2 years of Demonetisation

5 trends that defined India’s digital payments industry 

Two years ago, Prime Minister Narendra Modi put the entire nation in a frenzy. In one stroke, the government made Rs 500 and Rs 1,000 denomination notes invalid, leaving the country of 1.3 billion in a limbo.

As citizens queued up outside banks to deposit old currency notes in exchange for new ones, the digital payments ecosystem saw a huge opportunity to open up. Right after the prime minister announced the ban on high-value currency notes.

And they did!

Two years later,

All payment and settlement systems – NEFT, IMPS, UPI, NACH, card payments, Electronic Clearing Systems as well as Forex and market clearing systems – have seen a 44.6 per cent increase in volume in 2017-18 and an 11.9 percent increase in the value of funds transferred.

In the annual report, RBI also said that during the financial year 2016-17, the volume of transactions through digital payment systems witnessed a 56 per cent increase, with the value of funds increasing by 24.8 per cent.

Transactions across the digital retail payment infrastructure, which includes card payments, UPI and others increased to 92.6 per cent in 2017-18, up from 88.9 per cent in the previous year. [Report here]

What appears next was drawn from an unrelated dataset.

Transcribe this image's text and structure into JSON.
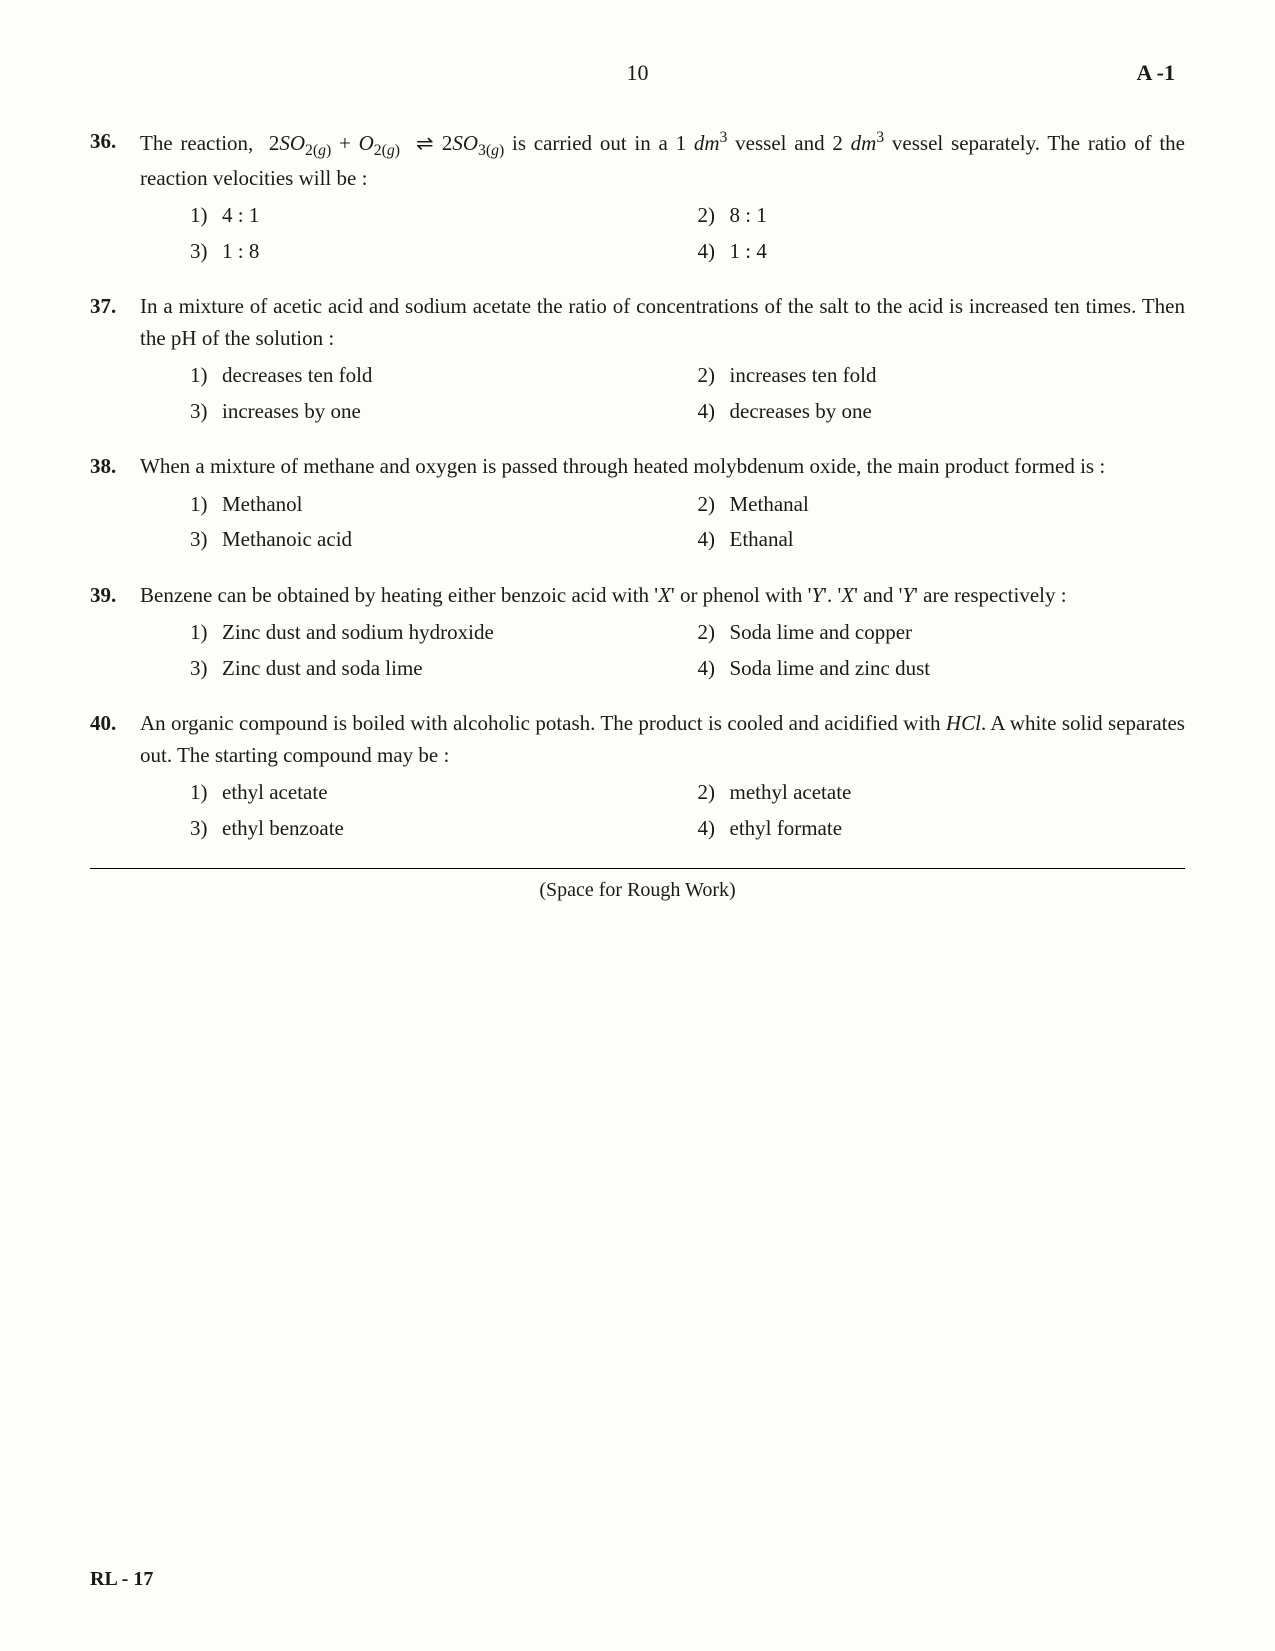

The RBI also said the share of paper-based clearing instruments reduced from 11.1 per cent in 2016-17 to 7.4 per cent in 2017-18, showing a strong trend in favour of digital payments.

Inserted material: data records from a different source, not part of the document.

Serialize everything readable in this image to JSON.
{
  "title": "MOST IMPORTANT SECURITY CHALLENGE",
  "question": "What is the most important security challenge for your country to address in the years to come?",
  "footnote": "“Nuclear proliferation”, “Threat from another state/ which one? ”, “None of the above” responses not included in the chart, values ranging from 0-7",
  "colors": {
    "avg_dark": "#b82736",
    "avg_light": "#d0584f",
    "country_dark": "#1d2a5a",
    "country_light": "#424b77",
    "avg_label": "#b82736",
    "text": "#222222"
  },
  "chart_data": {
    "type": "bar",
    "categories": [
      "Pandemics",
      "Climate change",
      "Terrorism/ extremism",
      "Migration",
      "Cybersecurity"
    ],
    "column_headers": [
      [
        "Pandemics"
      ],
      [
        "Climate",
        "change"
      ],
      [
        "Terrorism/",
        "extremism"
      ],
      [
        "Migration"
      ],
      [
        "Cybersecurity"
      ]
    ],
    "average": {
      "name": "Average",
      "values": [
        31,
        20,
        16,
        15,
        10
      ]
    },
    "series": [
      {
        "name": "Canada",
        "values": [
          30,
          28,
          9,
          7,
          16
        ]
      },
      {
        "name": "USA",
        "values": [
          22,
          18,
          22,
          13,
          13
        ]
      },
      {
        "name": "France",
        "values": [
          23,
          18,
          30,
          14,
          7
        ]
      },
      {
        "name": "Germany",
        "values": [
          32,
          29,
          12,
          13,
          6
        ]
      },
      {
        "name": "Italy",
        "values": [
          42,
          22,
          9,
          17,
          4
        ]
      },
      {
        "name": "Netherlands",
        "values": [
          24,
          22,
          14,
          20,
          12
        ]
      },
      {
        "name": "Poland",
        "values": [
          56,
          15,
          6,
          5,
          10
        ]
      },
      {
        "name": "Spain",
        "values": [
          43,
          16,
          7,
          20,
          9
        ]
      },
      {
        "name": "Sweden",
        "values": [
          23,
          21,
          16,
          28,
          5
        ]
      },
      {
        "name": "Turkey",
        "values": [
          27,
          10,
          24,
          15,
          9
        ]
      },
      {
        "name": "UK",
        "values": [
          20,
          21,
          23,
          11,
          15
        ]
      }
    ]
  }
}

The growth of debit cards stalled after Demonetisation 

From FY16 to FY17, the total number of credit and debit cards grew by almost 29 per cent, but this trend didn’t quite sustain in the next financial year. Card growth fell sharply in FY18, growing at 1.5 per cent, with total physical cards in the country standing at almost 900 million.

This can be attributed to the slow growth of debit cards post demonetisation, which showed less than 1 per cent growth between FY17 and FY18. Credit cards maintained an average 20 per cent increase year-on-year.

Debit card growth in the country is now back on track, having grown 13.6 per cent as of August this financial year. As of August 2018, there were a total of 1.02 billion credit and debit cards in the country.

Acceptance of digital infrastructure   

Acceptance of digital infrastructure has grown since demonetisation with the number of Point of Sale (POS) terminals increasing by 24 per cent from 2.53 million in 2016-17 to 3.08 million in 2017-18, according to the RBI. During the same period, the number of ATMs deployed by banks witnessed a marginal decline from 222,475 to 222,247.

The digital infrastructure still needs to expand as currently, for a total 1.02 billion credit and debit cards in the country, there are only 3.3 million PoS devices and only 228,422 ATMs.

That means for every 309 million cards in the country there is one PoS machine available as an acceptance point.

UPI – the real winner

When it comes to digital payments, Unified Payments Interface has been the real winner.

Despite Prime Minister Narendra Modi pushing digital payments app BHIM which runs on the UPI infrastructure, the total volume of UPI payments stood at 17.9 million in FY17. And the value of funds transferred for the same period, stood at Rs 6,900 crore, according to the RBI.

In 2017-18, after the adoption of UPI by private players like Google, Paytm and others, the total number of transactions skyrocketed by more than 5,000 per cent. In FY18, the total number of UPI transactions stood at 915.2 million and total funds transferred on the service stood at Rs 1.09 lakh crore.

Within eight months of this year, according to data from National Payments Corporation of India (NPCI), UPI transactions in the country have already crossed the 2 billion mark with a total Rs 3.42 lakh crore being transferred.